Berita
OMK Jogja Timur Rayon Sleman Anjangsana ke Paroki Macanan, Perkuat Persaudaraan dan Sinergi Pelayanan Kaum Muda
Semangat kebersamaan kaum muda Katolik kembali dihidupkan. OMK Jogja Timur Rayon Sleman menggelar kegiatan Anjangsana di Gereja Tyas Dalem Gusti Yesus Macanan, Minggu, 9 Agustus 2026 pukul 09.30 WIB.


Kegiatan ini menjadi ajang mempererat persaudaraan antar OMK se-rayon sekaligus berbagi sukacita dan semangat bertumbuh dalam iman. Mengutip Matius 18:20, "Karena di mana dua atau tiga orang berkumpul dalam nama-Ku, di situ Aku ada di tengah-tengah mereka."
Acara dibuka dengan sambutan Romo Agustinus Nunung Wuryantoko. Dalam sambutannya, Romo Nunung menyampaikan selamat datang kepada kaum muda dan mengapresiasi semangat kebersamaan yang terus dijaga.

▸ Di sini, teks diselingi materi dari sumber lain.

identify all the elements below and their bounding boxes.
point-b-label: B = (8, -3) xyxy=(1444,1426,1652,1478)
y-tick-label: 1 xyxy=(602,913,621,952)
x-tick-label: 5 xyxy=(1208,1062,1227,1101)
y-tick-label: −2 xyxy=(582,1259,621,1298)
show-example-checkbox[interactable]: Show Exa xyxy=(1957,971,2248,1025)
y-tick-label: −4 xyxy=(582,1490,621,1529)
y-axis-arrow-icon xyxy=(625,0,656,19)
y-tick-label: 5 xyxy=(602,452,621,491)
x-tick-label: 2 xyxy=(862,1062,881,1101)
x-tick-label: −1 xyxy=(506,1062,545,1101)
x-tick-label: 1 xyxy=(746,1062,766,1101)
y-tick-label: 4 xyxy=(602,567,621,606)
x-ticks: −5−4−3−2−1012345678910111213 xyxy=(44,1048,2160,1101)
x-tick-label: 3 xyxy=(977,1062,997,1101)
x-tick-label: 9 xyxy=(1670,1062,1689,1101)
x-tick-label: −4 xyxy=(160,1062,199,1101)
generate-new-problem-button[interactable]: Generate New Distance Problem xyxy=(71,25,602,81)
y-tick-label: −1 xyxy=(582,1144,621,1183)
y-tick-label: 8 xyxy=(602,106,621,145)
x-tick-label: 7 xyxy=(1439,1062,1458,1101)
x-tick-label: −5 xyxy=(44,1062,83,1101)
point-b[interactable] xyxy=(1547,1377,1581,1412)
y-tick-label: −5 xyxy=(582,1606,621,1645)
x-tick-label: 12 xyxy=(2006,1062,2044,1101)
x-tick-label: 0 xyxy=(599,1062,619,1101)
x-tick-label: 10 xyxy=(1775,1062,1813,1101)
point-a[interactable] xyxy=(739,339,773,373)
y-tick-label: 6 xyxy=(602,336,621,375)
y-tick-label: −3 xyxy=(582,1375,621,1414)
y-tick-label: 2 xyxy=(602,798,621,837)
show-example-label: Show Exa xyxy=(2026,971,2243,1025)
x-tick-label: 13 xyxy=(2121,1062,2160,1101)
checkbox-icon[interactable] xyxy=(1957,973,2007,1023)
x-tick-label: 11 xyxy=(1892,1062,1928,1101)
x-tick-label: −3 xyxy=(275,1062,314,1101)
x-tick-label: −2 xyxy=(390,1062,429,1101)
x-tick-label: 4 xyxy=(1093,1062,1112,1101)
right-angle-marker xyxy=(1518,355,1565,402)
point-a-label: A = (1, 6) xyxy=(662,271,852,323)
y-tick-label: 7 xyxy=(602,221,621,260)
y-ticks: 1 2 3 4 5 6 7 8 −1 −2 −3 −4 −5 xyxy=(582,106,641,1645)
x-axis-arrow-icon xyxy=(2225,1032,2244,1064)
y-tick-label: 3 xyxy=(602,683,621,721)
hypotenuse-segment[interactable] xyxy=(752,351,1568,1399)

"Hal-hal baik selalu ditempatkan dalam kebersamaan dan dilaksanakan di tempat ini. Harapannya, kehadiran teman-teman memberikan semangat bagi OMK Paroki Macanan agar bisa bergerak bersama, bertemu bersama, dan semakin hidup. Kehadiran teman-teman menjadi support dan semangat. Semoga teman-teman di Macanan bisa bergerak bersama teman-teman muda untuk menjadikan gereja ini sebagai gereja yang hidup, bertumbuh, dan berkembang," ujarnya.
Berbagi Program Kerja dan Tantangan OMK se-Rayonan
Setelah ice breaking, acara dilanjutkan dengan pemaparan program kerja dari perwakilan OMK tiap paroki:
1. OMK Kalasan
Menyampaikan bahwa OMK Kalasan masih dalam tahap pembenahan. Program utama mereka adalah pembaruan data OMK wilayah usia 16-25 tahun agar pendataan lebih valid. Ke depan, OMK Kalasan menargetkan pertemuan rutin, lomba memperingati 17 Agustus untuk membangun kerja sama, program studi banding, Ekaristi Kaum Muda kolaborasi antar paroki, serta penguatan publikasi kegiatan.
"Tantangannya mengumpulkan OMK yang terpencar. Karena kami masih baru, masih mencari orang," ungkap perwakilan OMK Kalasan.
2. OMK Minomartani
Memiliki 8 poin program kerja. Di antaranya: Berkah Ulik Asyik BKSN untuk meningkatkan pemahaman kitab suci, olahraga bersama 2 minggu sekali seperti futsal dan badminton, Jumpa OMK, Safari Rosario bulan Mei, dan jejaring kevikepan.
3. OMK Pangkalan
Kegiatannya masih sederhana, seperti pembagian cokelat dan bunga saat Valentine untuk umat, serta olahraga badminton 2 kali seminggu.



4. OMK Babadan
Dari 5 program kerja, 2 sudah terlaksana. Salah satu kegiatan di luar proker yang menarik minat adalah "Pojok Ngobrol" membahas film. Tantangan terbesar adalah membuat OMK menarik bagi anak muda dan persoalan dana. "Harus ada value yang kami jual sehingga membuat mereka tertarik datang, entah secara materi atau pengetahuan," ujar perwakilannya.
5. OMK Macanan - Tuan Rumah
Diwakili Cornelia Cinkayori Mitayani selaku Koordinator PIOM. Program tahun ini meliputi pendataan OMK usia 16-25 tahun, pelibatan OMK sebagai petugas, rencana gathering OMK se-paroki akhir tahun, dan pengaktifan kembali OMK paroki.

Komisi Kepemudaan Jogja Timur juga berbagi pengalaman mengikuti Misa Alam sebagai upaya merawat Laudato Si dan mengajak anak muda terlibat.

Diskusi: Bangun Komunitas dari yang Kecil
Acara ditutup dengan diskusi kelompok. Salah satu kelompok menekankan pentingnya membangun acara yang berkelanjutan.
"Kami ingin bikin acara yang tidak sekali selesai. Tapi sekali acara ada kelanjutannya. Konsep dasarnya ambil dari komunitas kecil dulu di paroki masing-masing. Setelah solid baru bikin event lebih besar. Intinya menciptakan rasa kekeluargaan dari kesamaan hobi dan minat. Jika itu terjadi maka kita bisa lebih aktif dan maju lagi," papar perwakilan kelompok diskusi.


Anjangsana ini diharapkan menjadi awal kolaborasi yang lebih erat antar OMK di Jogja Timur, demi mewujudkan Gereja yang hidup melalui peran aktif kaum muda.